The main problem with the recovery of the Small and Medium Enterprises securitisation market in Europe has been the burdensome and inconsistent treatment of securitisation for regulatory capital and liquidity purposes.

But rehabilitation may be on the cards for the European securitisation market. The European Commission recently announced it could allow banks to use more securitisations in their liquidity buffers. The Commission's desire to revive Small and Medium Enterprises lending through securitisation seems to be very strong at the moment, unlike in December 2013 when the EBA reviewed liquid assets for the Commission and reported that some RMBS were liquid but put most securitisations in the lowest possible liquidity category.

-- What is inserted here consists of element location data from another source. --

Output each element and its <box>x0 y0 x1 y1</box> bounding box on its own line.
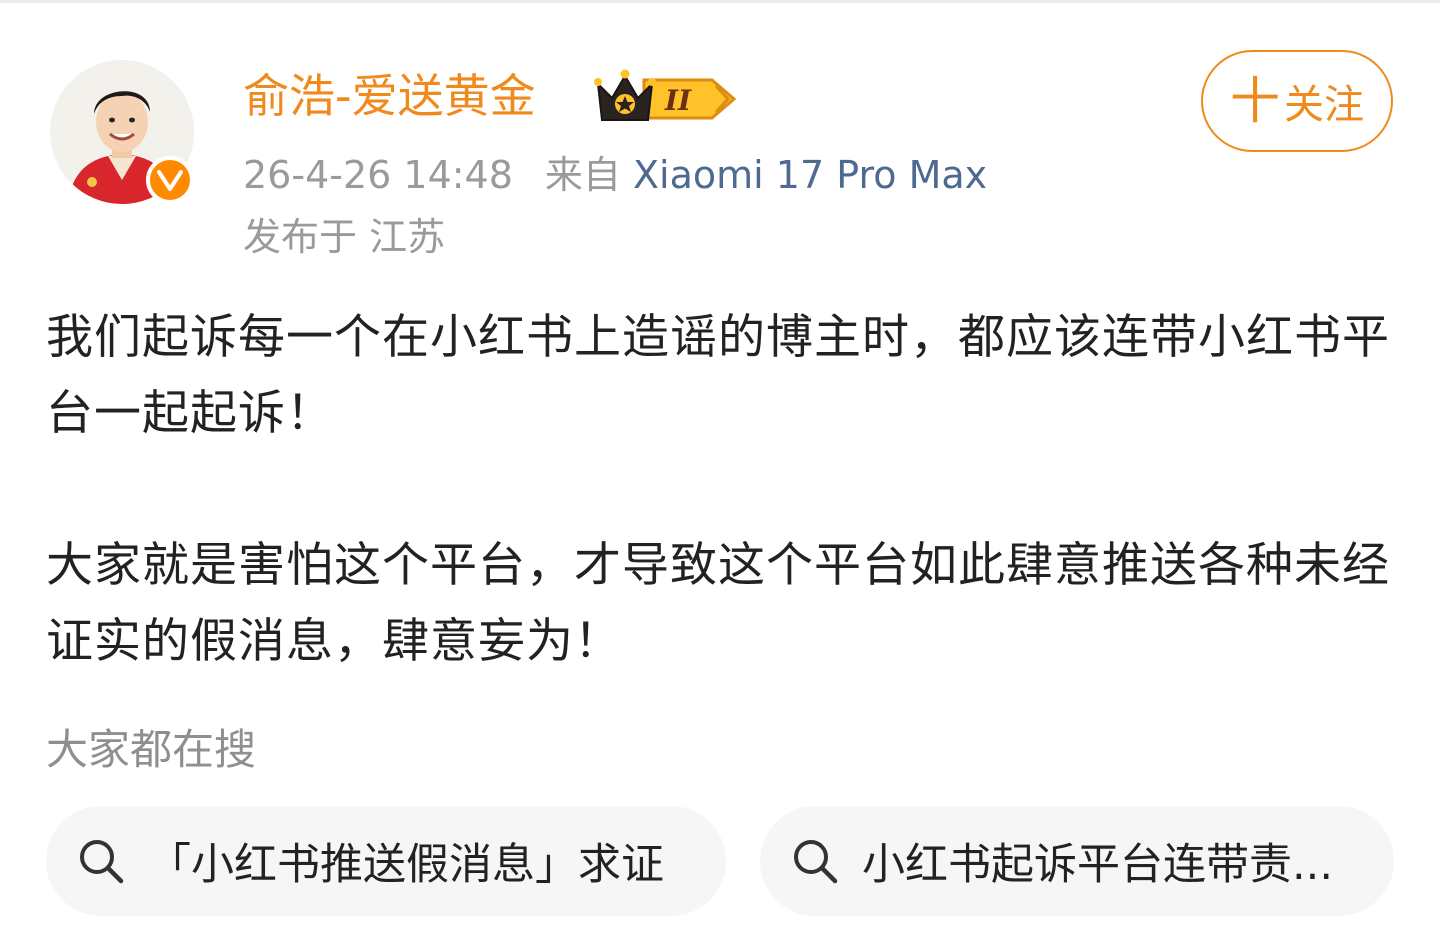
trending-search-chip[interactable]: 小红书起诉平台连带责... <box>760 806 1394 916</box>
follow-button[interactable]: 十 关注 <box>1201 50 1393 152</box>
plus-icon: 十 <box>1230 72 1280 130</box>
weibo-post-screen: 俞浩-爱送黄金 II 26-4-26 14:48 来自 Xiaomi 17 Pro… <box>0 0 1440 939</box>
trending-search-text: 小红书起诉平台连带责... <box>862 840 1334 890</box>
post-paragraph: 大家就是害怕这个平台，才导致这个平台如此肆意推送各种未经证实的假消息，肆意妄为！ <box>46 538 1390 669</box>
post-content: 我们起诉每一个在小红书上造谣的博主时，都应该连带小红书平台一起起诉！ 大家就是害… <box>46 300 1396 680</box>
trending-search-title: 大家都在搜 <box>46 725 257 774</box>
post-paragraph: 我们起诉每一个在小红书上造谣的博主时，都应该连带小红书平台一起起诉！ <box>46 310 1390 441</box>
device-link[interactable]: Xiaomi 17 Pro Max <box>633 153 987 197</box>
author-name[interactable]: 俞浩-爱送黄金 <box>243 66 536 126</box>
search-icon <box>794 840 838 884</box>
crown-rank-badge-icon: II <box>594 68 740 124</box>
post-meta: 26-4-26 14:48 来自 Xiaomi 17 Pro Max <box>243 150 987 200</box>
post-time: 26-4-26 14:48 <box>243 153 513 197</box>
trending-search-text: 「小红书推送假消息」求证 <box>148 840 664 890</box>
trending-search-chip[interactable]: 「小红书推送假消息」求证 <box>46 806 726 916</box>
search-icon <box>80 840 124 884</box>
follow-label: 关注 <box>1284 82 1364 128</box>
source-prefix: 来自 <box>544 153 621 197</box>
post-location: 发布于 江苏 <box>243 215 446 259</box>
verified-icon <box>146 156 194 204</box>
rank-badge-text: II <box>664 84 692 117</box>
top-divider <box>0 0 1440 3</box>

The Commission is in the process of setting the standards for high quality assets in the LCR ratio and to ensure differentiation of "high" quality securitisation products. If included in the LCR, banks could be encouraged to buy RMBS and ABS, since they will then serve a regulatory, as well as economic purpose, and this could be crucial in reviving the market. To encourage investor involvement in the asset class, it was important to ensure that broader regulatory treatment was practical and consistent. Including a wider range of real-economy assets will also help securitisation to play its role in funding Europe's economic recovery.

Further, the ECB made public its willingness to start reviving plain vanilla securitisation, stating that it is critical that the regulatory treatment of asset-backed securities is based on real data and not the legacy of the US sub-prime disaster. Between mid-2007 and the first quarter of 2013 the default rate on ABS in the EU was only around 1.4%, whereas it was 17.4% in the United States. The ECB, the European Investment Bank and the Commission, have been exploring options that do not change the regulatory environment, but simply channel more funds to securitisation in the hope of boosting bank lending to Small and Medium Enterprises. The Commission published a paper called "Increasing lending to the economy: implementing the EIB capital increase and joint Commission-EIB initiatives" in June 2013, which explored earmarking EU structural funds to invest in ABS, using the European Investment Bank as the conduit for the funding. This would complement existing official support offered by the European Investment Fund, which guarantees securitisation tranches and offers credit enhancement to encourage Small and Medium Enterprise lending.